Institut Eléazar

Cours de martinisme par correspondance

Demetrios Sémélas Convertir en PDF Version imprimable Suggérer par mail
Écrit par Serge Caillet   
30-09-2005

Demetrios SémélasSEMELAS Demetrios Platon (Déon, Sélaït-Ha) – imperator des frères d’Orient en Asie mineur et des Frères de la Vérité en Attique, co-fondateur et maître commandeur de l’Ordre du Lys et de l’Aigle (Silivria, Thrace [Turquie], 1884 - Paris, 4 août 1924)
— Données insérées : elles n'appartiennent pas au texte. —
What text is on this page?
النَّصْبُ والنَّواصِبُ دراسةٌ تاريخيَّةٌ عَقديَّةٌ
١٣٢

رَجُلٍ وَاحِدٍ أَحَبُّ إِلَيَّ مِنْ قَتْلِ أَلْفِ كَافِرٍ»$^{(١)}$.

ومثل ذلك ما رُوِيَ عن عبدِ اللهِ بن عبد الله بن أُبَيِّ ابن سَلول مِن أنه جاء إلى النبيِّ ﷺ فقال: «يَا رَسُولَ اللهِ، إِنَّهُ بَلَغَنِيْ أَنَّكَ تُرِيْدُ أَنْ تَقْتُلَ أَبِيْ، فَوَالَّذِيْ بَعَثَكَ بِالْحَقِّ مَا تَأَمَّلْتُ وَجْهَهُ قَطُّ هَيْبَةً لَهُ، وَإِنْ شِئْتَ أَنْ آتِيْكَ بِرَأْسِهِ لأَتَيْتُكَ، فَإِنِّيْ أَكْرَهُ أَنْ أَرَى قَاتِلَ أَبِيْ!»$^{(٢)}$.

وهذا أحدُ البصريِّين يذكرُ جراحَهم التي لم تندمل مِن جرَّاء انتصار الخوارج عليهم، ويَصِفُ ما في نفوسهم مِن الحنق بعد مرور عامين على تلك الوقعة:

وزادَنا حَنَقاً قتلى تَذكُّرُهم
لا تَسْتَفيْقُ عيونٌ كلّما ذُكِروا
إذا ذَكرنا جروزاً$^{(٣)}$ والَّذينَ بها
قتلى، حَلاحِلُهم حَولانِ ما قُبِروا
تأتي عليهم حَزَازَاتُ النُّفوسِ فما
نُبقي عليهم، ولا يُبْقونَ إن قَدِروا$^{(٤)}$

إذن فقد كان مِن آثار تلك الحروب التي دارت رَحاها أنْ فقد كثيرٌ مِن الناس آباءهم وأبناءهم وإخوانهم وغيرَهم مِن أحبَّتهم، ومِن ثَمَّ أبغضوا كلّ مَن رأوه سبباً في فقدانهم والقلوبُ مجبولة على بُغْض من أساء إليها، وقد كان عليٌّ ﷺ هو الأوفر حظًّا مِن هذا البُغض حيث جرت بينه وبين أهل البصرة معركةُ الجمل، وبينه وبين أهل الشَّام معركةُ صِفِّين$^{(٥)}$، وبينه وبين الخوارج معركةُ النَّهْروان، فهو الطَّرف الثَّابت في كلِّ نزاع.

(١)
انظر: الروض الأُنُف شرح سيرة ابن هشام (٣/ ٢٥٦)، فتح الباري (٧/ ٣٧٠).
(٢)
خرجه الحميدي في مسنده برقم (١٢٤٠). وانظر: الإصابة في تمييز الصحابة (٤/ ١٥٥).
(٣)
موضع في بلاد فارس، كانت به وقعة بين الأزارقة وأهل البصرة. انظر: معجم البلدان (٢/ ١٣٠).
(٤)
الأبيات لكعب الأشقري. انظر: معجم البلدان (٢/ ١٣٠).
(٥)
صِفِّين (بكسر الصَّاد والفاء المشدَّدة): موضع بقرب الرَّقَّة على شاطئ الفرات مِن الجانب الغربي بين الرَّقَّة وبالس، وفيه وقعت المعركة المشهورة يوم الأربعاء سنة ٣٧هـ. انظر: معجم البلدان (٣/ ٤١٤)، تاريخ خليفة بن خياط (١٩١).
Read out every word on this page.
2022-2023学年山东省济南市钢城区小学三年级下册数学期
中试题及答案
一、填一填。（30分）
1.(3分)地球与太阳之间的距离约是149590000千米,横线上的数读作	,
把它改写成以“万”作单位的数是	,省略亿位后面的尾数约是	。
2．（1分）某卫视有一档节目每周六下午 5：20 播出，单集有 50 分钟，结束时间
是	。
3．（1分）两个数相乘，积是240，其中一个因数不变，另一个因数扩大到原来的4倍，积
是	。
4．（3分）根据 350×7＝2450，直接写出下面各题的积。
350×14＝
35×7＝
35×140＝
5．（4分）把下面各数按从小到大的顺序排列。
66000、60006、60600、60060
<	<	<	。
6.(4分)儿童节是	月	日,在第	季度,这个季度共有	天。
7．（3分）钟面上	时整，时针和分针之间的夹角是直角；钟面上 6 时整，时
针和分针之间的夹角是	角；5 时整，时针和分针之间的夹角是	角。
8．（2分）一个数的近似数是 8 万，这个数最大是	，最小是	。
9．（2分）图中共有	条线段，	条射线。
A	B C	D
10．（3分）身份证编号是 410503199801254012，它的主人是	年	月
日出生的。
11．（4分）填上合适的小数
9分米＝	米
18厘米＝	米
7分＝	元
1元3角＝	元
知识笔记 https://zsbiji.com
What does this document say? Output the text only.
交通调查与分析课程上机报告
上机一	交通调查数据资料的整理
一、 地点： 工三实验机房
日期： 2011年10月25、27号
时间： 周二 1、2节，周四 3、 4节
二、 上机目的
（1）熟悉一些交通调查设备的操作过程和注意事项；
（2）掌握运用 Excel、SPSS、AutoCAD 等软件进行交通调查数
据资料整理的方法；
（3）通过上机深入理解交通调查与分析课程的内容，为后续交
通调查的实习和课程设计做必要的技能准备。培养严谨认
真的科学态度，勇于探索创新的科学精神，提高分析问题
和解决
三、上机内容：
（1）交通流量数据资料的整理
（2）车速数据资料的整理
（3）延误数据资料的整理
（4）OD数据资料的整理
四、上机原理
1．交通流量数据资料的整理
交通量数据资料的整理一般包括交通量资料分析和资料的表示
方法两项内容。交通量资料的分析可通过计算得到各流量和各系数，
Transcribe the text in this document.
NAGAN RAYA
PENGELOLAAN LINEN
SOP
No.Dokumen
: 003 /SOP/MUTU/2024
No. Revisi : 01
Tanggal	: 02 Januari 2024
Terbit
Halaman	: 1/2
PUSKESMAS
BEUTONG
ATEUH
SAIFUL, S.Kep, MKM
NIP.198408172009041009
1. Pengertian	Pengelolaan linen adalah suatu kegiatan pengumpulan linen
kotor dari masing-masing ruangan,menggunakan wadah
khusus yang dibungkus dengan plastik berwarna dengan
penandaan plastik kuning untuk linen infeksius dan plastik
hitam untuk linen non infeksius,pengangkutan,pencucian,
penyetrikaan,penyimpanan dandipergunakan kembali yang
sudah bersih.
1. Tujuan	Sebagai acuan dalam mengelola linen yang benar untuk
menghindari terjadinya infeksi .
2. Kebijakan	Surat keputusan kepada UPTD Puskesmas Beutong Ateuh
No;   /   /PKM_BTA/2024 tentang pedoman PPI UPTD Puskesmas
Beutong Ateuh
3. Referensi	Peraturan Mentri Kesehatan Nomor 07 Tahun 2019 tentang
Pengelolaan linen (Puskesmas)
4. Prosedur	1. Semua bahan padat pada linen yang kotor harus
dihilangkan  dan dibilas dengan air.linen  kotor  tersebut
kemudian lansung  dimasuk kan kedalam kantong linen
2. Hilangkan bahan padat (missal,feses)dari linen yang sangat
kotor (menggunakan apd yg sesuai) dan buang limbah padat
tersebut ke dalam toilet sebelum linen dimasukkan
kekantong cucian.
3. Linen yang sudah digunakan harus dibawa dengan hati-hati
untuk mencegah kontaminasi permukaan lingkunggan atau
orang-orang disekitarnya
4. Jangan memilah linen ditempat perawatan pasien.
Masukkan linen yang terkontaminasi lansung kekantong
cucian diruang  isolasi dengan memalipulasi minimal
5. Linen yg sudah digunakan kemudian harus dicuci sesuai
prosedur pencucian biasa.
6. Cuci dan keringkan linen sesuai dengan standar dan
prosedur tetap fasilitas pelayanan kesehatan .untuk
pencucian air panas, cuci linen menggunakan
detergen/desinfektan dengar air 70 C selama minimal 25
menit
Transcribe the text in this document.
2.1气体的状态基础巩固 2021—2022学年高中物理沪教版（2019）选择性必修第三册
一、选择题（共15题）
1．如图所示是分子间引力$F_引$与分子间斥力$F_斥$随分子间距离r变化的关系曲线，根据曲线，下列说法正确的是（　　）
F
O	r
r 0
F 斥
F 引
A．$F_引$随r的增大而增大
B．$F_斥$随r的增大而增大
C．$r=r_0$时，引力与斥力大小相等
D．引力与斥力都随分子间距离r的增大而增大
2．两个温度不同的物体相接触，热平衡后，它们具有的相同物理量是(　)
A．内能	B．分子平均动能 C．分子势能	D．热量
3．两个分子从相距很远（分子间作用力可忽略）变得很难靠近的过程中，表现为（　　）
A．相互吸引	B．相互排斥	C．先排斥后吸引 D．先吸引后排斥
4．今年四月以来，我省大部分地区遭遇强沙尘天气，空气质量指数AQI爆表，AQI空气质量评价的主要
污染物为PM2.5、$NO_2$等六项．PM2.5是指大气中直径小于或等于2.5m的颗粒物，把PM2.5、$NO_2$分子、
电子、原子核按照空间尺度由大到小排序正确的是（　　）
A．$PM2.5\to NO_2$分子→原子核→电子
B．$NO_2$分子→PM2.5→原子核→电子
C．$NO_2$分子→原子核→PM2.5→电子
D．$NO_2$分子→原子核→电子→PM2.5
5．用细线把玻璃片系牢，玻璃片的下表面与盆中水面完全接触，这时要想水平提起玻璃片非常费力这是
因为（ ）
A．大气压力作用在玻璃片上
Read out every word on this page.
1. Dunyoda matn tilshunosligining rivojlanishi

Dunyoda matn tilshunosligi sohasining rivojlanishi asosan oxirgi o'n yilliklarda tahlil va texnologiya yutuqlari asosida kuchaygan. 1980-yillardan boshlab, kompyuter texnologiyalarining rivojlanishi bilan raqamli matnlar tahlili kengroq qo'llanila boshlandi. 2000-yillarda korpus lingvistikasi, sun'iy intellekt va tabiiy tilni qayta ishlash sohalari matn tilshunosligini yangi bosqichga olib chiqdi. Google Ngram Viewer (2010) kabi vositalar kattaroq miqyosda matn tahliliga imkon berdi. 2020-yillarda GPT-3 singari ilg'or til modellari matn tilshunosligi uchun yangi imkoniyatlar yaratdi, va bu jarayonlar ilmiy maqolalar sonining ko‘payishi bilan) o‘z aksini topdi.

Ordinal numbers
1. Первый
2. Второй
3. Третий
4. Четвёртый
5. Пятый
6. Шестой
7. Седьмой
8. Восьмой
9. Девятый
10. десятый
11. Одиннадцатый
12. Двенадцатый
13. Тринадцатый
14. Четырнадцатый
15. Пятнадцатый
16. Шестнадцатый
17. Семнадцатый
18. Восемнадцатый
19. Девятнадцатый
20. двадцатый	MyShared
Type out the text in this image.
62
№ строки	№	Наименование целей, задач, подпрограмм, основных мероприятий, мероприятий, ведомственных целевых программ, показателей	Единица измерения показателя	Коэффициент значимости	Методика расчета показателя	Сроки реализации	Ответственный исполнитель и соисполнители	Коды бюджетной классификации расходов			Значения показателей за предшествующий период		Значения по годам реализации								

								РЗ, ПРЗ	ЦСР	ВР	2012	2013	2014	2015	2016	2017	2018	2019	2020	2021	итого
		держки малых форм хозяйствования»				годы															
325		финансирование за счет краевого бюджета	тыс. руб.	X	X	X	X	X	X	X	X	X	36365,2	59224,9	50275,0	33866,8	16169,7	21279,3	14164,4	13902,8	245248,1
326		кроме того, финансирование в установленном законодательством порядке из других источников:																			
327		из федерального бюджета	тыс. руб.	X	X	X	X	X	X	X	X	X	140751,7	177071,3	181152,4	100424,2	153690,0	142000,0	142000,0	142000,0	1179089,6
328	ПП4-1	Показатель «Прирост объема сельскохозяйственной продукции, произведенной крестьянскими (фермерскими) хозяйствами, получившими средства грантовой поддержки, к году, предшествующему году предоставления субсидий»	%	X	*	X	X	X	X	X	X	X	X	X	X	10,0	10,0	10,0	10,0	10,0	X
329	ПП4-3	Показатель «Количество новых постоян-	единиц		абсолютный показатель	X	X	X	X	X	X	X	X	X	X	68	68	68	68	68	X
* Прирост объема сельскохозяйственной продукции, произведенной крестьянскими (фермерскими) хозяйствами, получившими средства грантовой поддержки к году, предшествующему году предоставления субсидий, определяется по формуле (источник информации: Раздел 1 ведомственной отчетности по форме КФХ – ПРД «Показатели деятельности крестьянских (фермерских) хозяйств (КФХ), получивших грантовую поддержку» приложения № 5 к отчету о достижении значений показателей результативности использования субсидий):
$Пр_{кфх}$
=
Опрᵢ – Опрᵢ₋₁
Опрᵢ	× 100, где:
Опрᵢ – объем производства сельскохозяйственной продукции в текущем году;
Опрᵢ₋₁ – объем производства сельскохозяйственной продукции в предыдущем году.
Grec de Thrace, il étudie la médecine à l’Université d’Athènes, mais interrompt ses études par suite de difficultés financières, avant de s’établir en Egypte comme chimiste industriel, puis à Paris. Selon son propre témoignage, il découvre (1902) au monastère du prophète Elie, à Levadia, sur le mont Parnasse, des manuscrits attribués à l'Ordre des Frères d'Orient. Il est bientôt reçu (1909) dans l’Ordre des Frères de la Vérité, en Attique, lié aux rose-croix d’Orient, par le dernier imperator de l’école attique. Peu après, il se présente lui-même comme le chef de cet ordre où il reçoit à son tour Eugène et Maria Dupré, qu’il rencontre au Caire (1910), et avec lesquels il fonde (1915) l’Ordre du Lys et de l’Aigle (OLA) dont il deviendra le premier souverain grand commandeur (1919).

Après être entré en contact avec Papus (janvier 1911) avec qui il entretient une correspondance, il est admis dans l’Ordre martiniste où il reçoit en Egypte l’initiation de supérieur inconnu initiateur (1911), et obtient une charte pour fonder et présider (28 mai 1911) la loge du Caire Temple d’Essenie III, avec la fonction de délégué général pour l’Egypte. Une charte d’honneur (8 février 1912) témoigne des services rendus par Sémélas à l’Ordre martiniste en Egypte. Il rédige également un rituel de réception aux différents degrés de l’Ordre, approuvé par Papus (mai 1912), qui sera ensuite utilisé dans plusieurs branches martinistes.

Après son installation définitive à Paris (1915), Papus le charge d’intervenir (septembre 1916) dans les pourparlers entre l’Ordre martiniste et la Grande Loge indépendante et régulière pour la France et les colonies françaises (GLNIR), fondée en 1913, en vue de la constitution d’une loge maçonnique réservée aux martinistes, qui prendra pour titre La France. Ce projet arrêté par la Guerre ne prendra corps qu’après la mort de Papus et la fin des hostilités.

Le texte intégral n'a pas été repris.